A few years ago, when Stanford medical student Grace Li was a recent college graduate living in New York, she read news reports about a string of art heists at museums around the world. The stolen works had originally been looted from China, and experts speculated the thefts were a recovery mission to restore the works to their country of origin. Li was fascinated.
“I got myself thinking, What if this was college students doing this? How would they pull a heist like this off? What would the research involve?” Li recalled. “So, I started writing.”
The result is Portrait of a Thief, Li’s debut novel about a group of Chinese American college students hired to steal back looted art from international museums. Released in 2022, the book has made the New York Times bestseller list and is currently in development as a series at Netflix.
On Thursday, Li participated in a book talk at the Anderson Collection to discuss the novel. The event included a live reading, a Q&A moderated by Mijiza M. Sanchez-Guzman, associate dean in the Office of Medical Student Affairs, and a reception and book signing.
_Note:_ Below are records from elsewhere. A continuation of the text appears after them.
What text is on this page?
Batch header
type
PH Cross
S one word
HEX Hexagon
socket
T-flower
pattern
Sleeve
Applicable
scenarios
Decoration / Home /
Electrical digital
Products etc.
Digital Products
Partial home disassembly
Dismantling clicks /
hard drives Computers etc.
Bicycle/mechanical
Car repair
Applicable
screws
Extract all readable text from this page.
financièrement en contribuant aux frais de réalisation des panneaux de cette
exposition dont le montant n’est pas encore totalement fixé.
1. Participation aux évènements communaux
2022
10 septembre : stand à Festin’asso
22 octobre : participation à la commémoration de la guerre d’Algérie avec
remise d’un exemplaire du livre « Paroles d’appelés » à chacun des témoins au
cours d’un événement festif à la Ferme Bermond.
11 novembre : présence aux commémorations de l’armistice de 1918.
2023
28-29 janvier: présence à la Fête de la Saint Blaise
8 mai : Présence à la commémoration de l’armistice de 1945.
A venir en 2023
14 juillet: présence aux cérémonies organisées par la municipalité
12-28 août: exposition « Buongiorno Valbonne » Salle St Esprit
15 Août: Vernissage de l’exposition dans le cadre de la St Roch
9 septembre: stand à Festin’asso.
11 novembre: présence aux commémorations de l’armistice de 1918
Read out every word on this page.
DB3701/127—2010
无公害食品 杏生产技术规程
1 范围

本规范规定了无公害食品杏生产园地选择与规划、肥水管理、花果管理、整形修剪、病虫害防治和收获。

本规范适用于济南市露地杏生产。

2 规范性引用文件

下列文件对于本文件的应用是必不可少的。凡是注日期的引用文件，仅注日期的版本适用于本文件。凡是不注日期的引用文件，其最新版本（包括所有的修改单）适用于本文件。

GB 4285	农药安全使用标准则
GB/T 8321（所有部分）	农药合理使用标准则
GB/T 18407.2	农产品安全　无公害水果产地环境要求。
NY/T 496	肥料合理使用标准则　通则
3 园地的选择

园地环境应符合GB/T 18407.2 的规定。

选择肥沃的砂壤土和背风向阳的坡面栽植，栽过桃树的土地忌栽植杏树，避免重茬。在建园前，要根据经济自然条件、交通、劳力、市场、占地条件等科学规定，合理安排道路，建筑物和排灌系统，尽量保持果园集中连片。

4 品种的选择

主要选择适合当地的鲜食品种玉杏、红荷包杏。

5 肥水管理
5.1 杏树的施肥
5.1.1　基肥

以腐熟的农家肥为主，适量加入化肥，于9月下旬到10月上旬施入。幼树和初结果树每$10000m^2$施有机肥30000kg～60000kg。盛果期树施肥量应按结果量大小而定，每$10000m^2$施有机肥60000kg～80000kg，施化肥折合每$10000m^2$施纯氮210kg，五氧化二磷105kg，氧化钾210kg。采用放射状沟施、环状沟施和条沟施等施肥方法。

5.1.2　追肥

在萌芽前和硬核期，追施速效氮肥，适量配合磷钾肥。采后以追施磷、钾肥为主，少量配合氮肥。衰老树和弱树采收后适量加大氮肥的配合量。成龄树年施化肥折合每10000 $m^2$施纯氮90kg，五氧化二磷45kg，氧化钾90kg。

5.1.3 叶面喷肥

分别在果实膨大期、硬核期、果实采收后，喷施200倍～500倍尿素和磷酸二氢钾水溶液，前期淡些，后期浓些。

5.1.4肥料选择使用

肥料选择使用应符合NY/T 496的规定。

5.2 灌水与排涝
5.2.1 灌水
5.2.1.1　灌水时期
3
It was sponsored by the 1st Generation Mentorship Program (1st Gen), The Asian Pacific American Medical Student Association (APAMSA), the Anderson Collection, and Medicine & the Muse.
Portrait of a Thief
Portrait of a Thief centers around Will Chen, a senior art history major at Harvard who is approached by a mysterious Chinese benefactor with a job offer: steal back valuable Chinese art that had been looted from Beijing centuries earlier. Chen assembles a crew of thieves to carry out the heist that, if successful, will net them a $50 million reward.
While much of the book explores the history of stolen Chinese art and colonialism, it also addresses the first-generation American experience and the characters’ complicated feelings about their Chinese American identities – themes inspired by Li’s own experience growing up in Texas.
“I was often asked questions about where I was from [or] I was complimented on my English,” Li said at Thursday’s event. She recalled similar experiences while visiting family in China, who would ask if she could use chopsticks or if she could speak Chinese.
“Often, it felt like whether I was here or visiting my family in China, I was still not enough for either place,” said Li, who graduated from Duke University with degrees in biology and creative writing.
“Writing for me is a way of working through my feelings. And there were a lot of feelings about identity and immigration and my parents coming to the U.S.,” she said.
Li has always loved heist stories and was excited to put her own spin on the genre. She started writing Portrait of a Thief before enrolling at Stanford Medicine in 2019 and finished at the end of her first year. Much of the book was written in her free time during the COVID-19 pandemic or on Wednesdays, which Stanford medical students have off during their preclinical years.
“I told myself that Wednesday would be my writing day,” she said. “So, I wouldn’t touch medicine that day. I wouldn’t be a medical student. I would only be a writer.”
Despite the success of her first book and her budding writing career, Li assured Sanchez-Guzman and the audience that school remains her main professional focus.
“I work very hard on my medical schoolwork,” she said. “That’s always my first priority.”
Upcoming projects
Portrait of a Thief is currently in development at Netflix. When asked what audiences can expect from the screen adaptation, Li said there was little she could share.
“Currently, Hollywood writers and actors are on strike for fair wages, so nothing is happening, rightfully, until the studios come to the table and pay their workers,” she said. “But after that, I’m excited. They’ve got a lot of cool ideas that we were talking about pre-strike.”
Li is currently working on her second novel, Anatomy of a Betrayal. Set at Stanford Medicine, the story is inspired by investigations into Chinese American scientists and their loyalty to America and explores how scientific research is conducted and shared within a global community.
She noted the parallels between medical science and writing, explaining that both require thousands of hours of trying to answer questions, with no clear resolution. “It’s [about] dedication, and curiosity and a lot of willingness to fail over and over again,” she said.
Reflecting on her career path, Li said that although she’s always enjoyed writing, she’d considered it a hobby and never expected to be a published author. Still, she’s excited about the future and offered advice for aspiring authors.
“Take the time that things need, because it’s about the act of writing, I think, a little bit more than the act of publishing,” she said.